Richard Mayer, who deserves a Nobel Prize in educational research for his insightful research, has recently done a brilliant job of teasing this one apart. He and his colleagues reasoned that the notion of visual and verbal learners could be operationalized in at least three different ways:

  1. 1.

    The individual thinks of themselves as visual or verbal learners.

  2. 2.

    The individual is given a choice between learning materials that are visual or verbal, and prefers one or the other.

  3. 3.

    The individuals scores higher on a visual IQ (mental rotations) or verbal IQ (vocabulary) test.

In a first study (Mayer and Massa 2003), they administered 14 different cognitive tests covering preferences, styles, aptitudes and achievements in visual and verbal domains, and showed that the measures clearly separated into four factors that they labeled cognitive style (visualizer–verbalizer), learning preferences, general ability and spatial ability. They found no relation between visual or verbal learning style, visual or verbal preference, and spatial ability. In the details, the correlation between self rated spatial versus verbal ability and self-rated visual–verbal learning style was only 0.31.

A second study then matched the three classes of measures (visual–verbal spatial ability, learning style and learning preference) with instructional materials, like the Cook design above. Only one interaction with the 18 subtests was significant, between self-rated visual versus verbal ability and performance, and this accounted for 8% of the variance. However, none of the learning style or learning preference measures accounted for more than 2% of the variance and none were significant. A second study using a more general population came to the same conclusion.

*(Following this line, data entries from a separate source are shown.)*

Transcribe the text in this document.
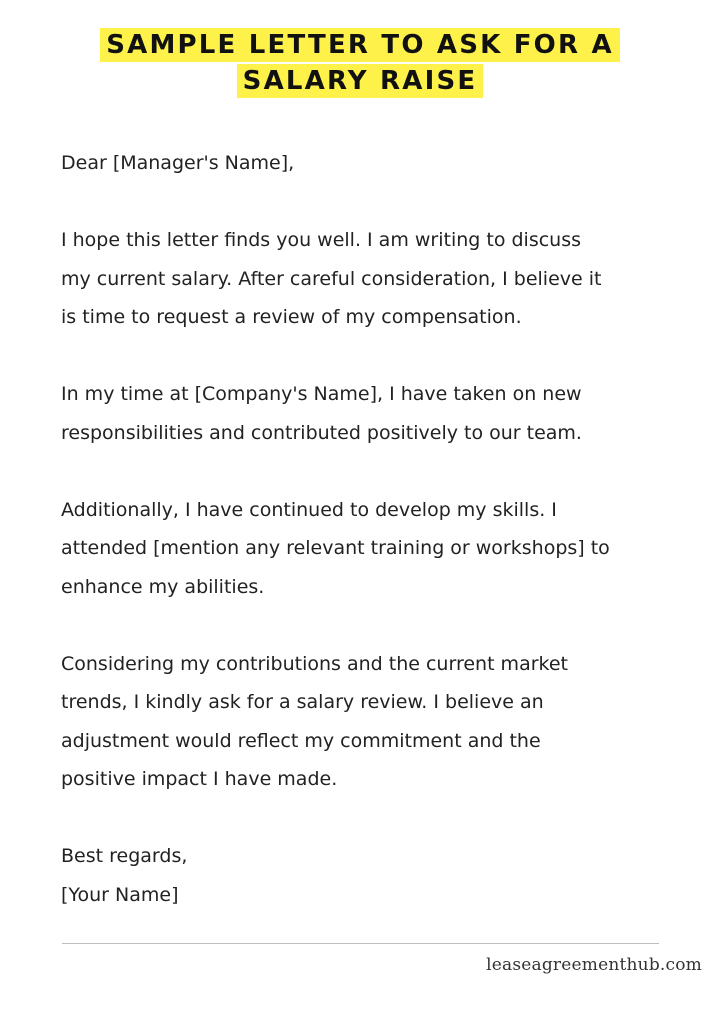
SAMPLE LETTER TO ASK FOR A
SALARY RAISE

Dear [Manager's Name],

I hope this letter finds you well. I am writing to discuss

my current salary. After careful consideration, I believe it

is time to request a review of my compensation.

In my time at [Company's Name], I have taken on new

responsibilities and contributed positively to our team.

Additionally, I have continued to develop my skills. I

attended [mention any relevant training or workshops] to

enhance my abilities.

Considering my contributions and the current market

trends, I kindly ask for a salary review. I believe an

adjustment would reflect my commitment and the

positive impact I have made.

Best regards,

[Your Name]

leaseagreementhub.com
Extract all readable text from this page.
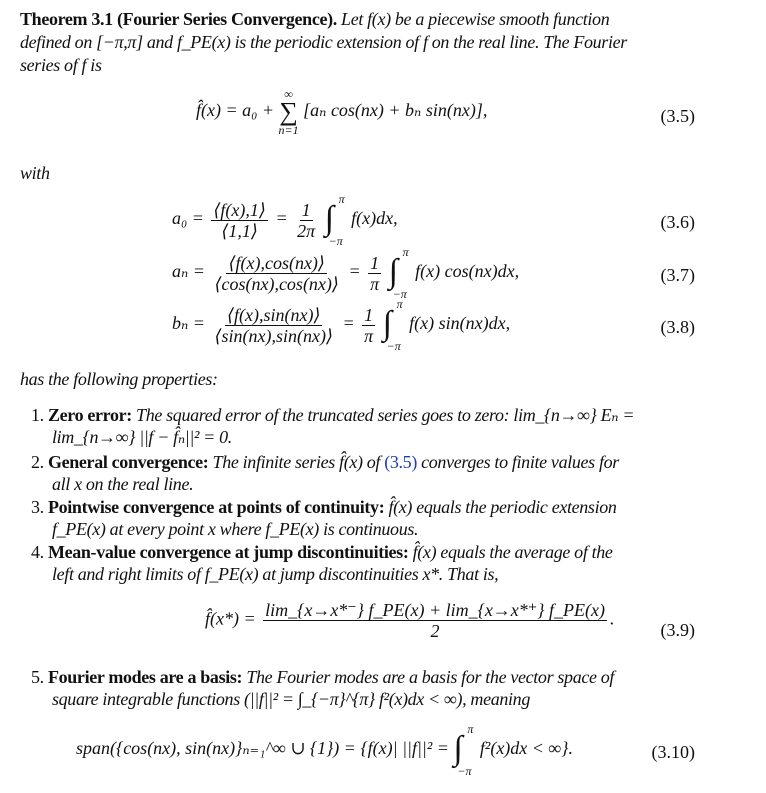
Theorem 3.1 (Fourier Series Convergence). Let f(x) be a piecewise smooth function
defined on [−π,π] and f_PE(x) is the periodic extension of f on the real line. The Fourier
series of f is
f̂(x) = a₀ +
∞
∑
n=1
[aₙ cos(nx) + bₙ sin(nx)],	(3.5)
with
$a_0 = \frac{⟨f(x),1⟩}{⟨1,1⟩} = \frac{1}{2\pi}$
∫
π
−π
f(x)dx,	(3.6)
$a_n = \frac{⟨f(x),\cos(nx)⟩}{⟨\cos(nx),\cos(nx)⟩} = \frac{1}{\pi}$
∫
π
−π
f(x) cos(nx)dx,	(3.7)
$b_n = \frac{⟨f(x),\sin(nx)⟩}{⟨\sin(nx),\sin(nx)⟩} = \frac{1}{\pi}$
∫
π
−π
f(x) sin(nx)dx,	(3.8)
has the following properties:
1. Zero error: The squared error of the truncated series goes to zero: lim_{n→∞} Eₙ =
lim_{n→∞} ||f − f̂ₙ||² = 0.
2. General convergence: The infinite series f̂(x) of (3.5) converges to finite values for
all x on the real line.
3. Pointwise convergence at points of continuity: f̂(x) equals the periodic extension
f_PE(x) at every point x where f_PE(x) is continuous.
4. Mean-value convergence at jump discontinuities: f̂(x) equals the average of the
left and right limits of f_PE(x) at jump discontinuities x*. That is,
f̂(x*) = $\frac{\lim\_\{x\to x*^-\} f\_PE(x) + \lim\_\{x\to x*^+\} f\_PE(x)}{2}$ .
(3.9)
5. Fourier modes are a basis: The Fourier modes are a basis for the vector space of
square integrable functions (||f||² = ∫_{−π}^{π} f²(x)dx < ∞), meaning
span({cos(nx), sin(nx)}ₙ₌₁^∞ ∪ {1}) = {f(x)| ||f||² = ∫
π
−π
f²(x)dx < ∞}.	(3.10)
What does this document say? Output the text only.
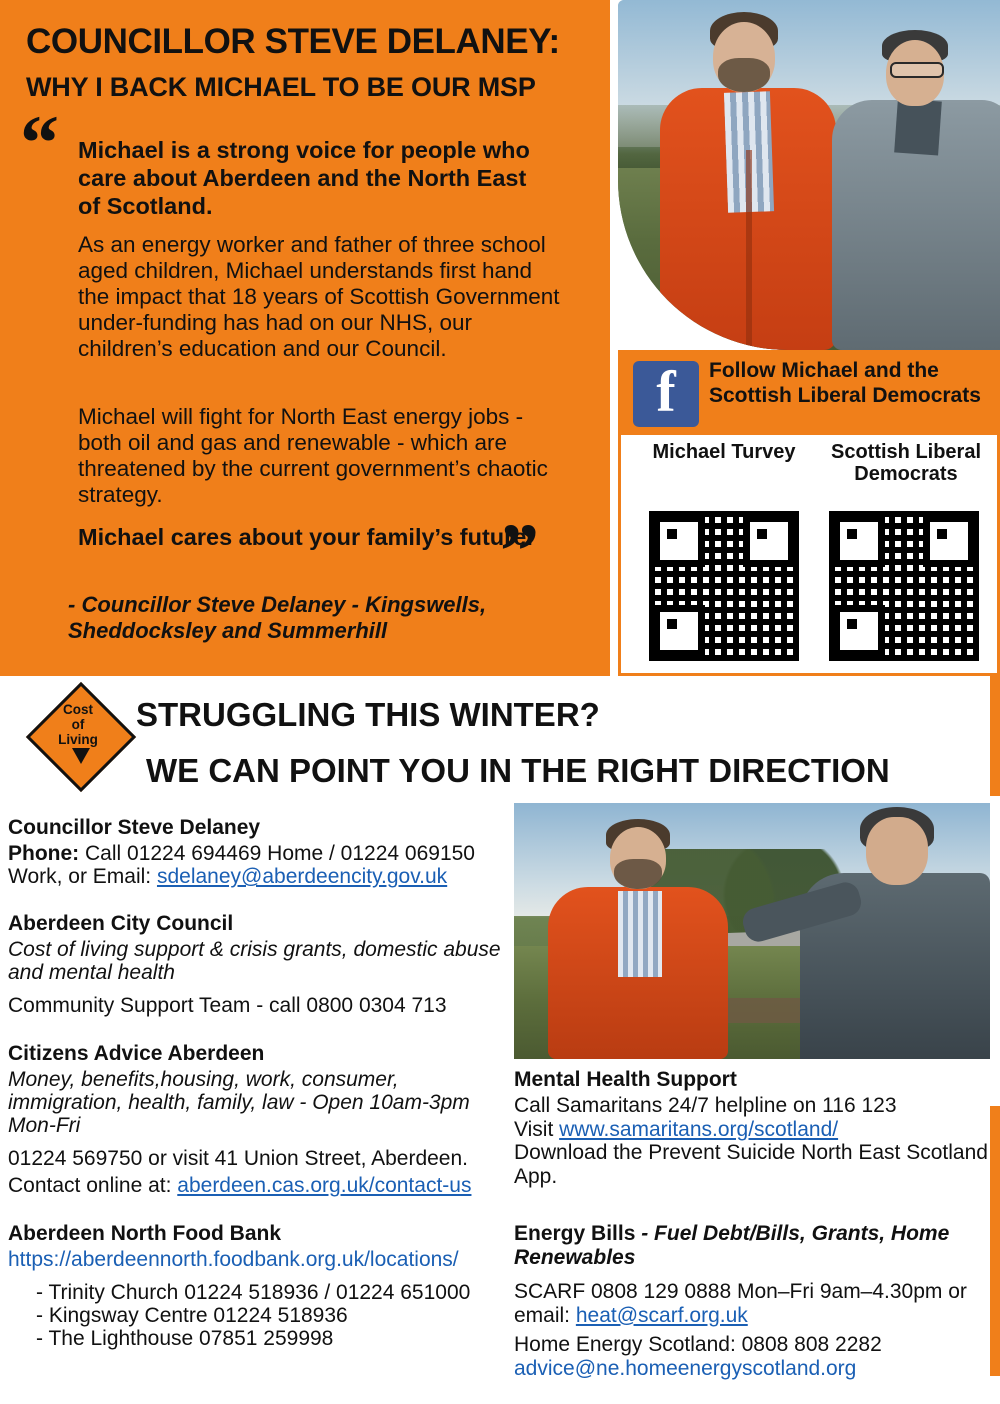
COUNCILLOR STEVE DELANEY:
WHY I BACK MICHAEL TO BE OUR MSP
“ Michael is a strong voice for people who care about Aberdeen and the North East of Scotland.
As an energy worker and father of three school aged children, Michael understands first hand the impact that 18 years of Scottish Government under-funding has had on our NHS, our children’s education and our Council.
Michael will fight for North East energy jobs - both oil and gas and renewable - which are threatened by the current government’s chaotic strategy.
Michael cares about your family’s future.
”
- Councillor Steve Delaney - Kingswells, Sheddocksley and Summerhill
f	Follow Michael and the Scottish Liberal Democrats
Michael Turvey	Scottish Liberal Democrats
Cost
of
Living
STRUGGLING THIS WINTER?
WE CAN POINT YOU IN THE RIGHT DIRECTION
Councillor Steve Delaney

Phone: Call 01224 694469 Home / 01224 069150 Work, or Email: sdelaney@aberdeencity.gov.uk

Aberdeen City Council

Cost of living support & crisis grants, domestic abuse and mental health

Community Support Team - call 0800 0304 713

Citizens Advice Aberdeen

Money, benefits,housing, work, consumer, immigration, health, family, law - Open 10am-3pm Mon-Fri

01224 569750 or visit 41 Union Street, Aberdeen.

Contact online at: aberdeen.cas.org.uk/contact-us

Aberdeen North Food Bank

https://aberdeennorth.foodbank.org.uk/locations/

- Trinity Church 01224 518936 / 01224 651000

- Kingsway Centre 01224 518936

- The Lighthouse 07851 259998

Mental Health Support

Call Samaritans 24/7 helpline on 116 123

Visit www.samaritans.org/scotland/

Download the Prevent Suicide North East Scotland App.

Energy Bills - Fuel Debt/Bills, Grants, Home Renewables

SCARF 0808 129 0888 Mon–Fri 9am–4.30pm or email: heat@scarf.org.uk

Home Energy Scotland: 0808 808 2282

advice@ne.homeenergyscotland.org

In short, while learning style has universal appeal, it has very little to do with learning. As Clark and Mayer (2003) said a few years ago:

“While various individual differences such as learning styles have received the attention of the learning community, research has proven that the learner’s prior knowledge exerts the most influence on learning”. (p. 27)

Or, as the authors of the British report state in their concluding chapter:

“Moreover, the status of research in this field is not helped by the overblown claims of some of the developers and their enthusiastic devotees. For example, Carbo, the director of the National Reading Styles Institute in the US, claimed that when staff were trained for 4 or 5 days in ‘matching’ techniques, ‘very often the results have been phenomenal, not just significant. We’ve had some gains of ten times as high as students were achieving before’ (quoted by O’Neil 1990, 7). Rigorously conducted research, as we saw earlier, has experienced difficulty in establishing that matching produced significant, never mind phenomenal, gains”. (p. 137)

The time is long overdue for learning style to go out of style.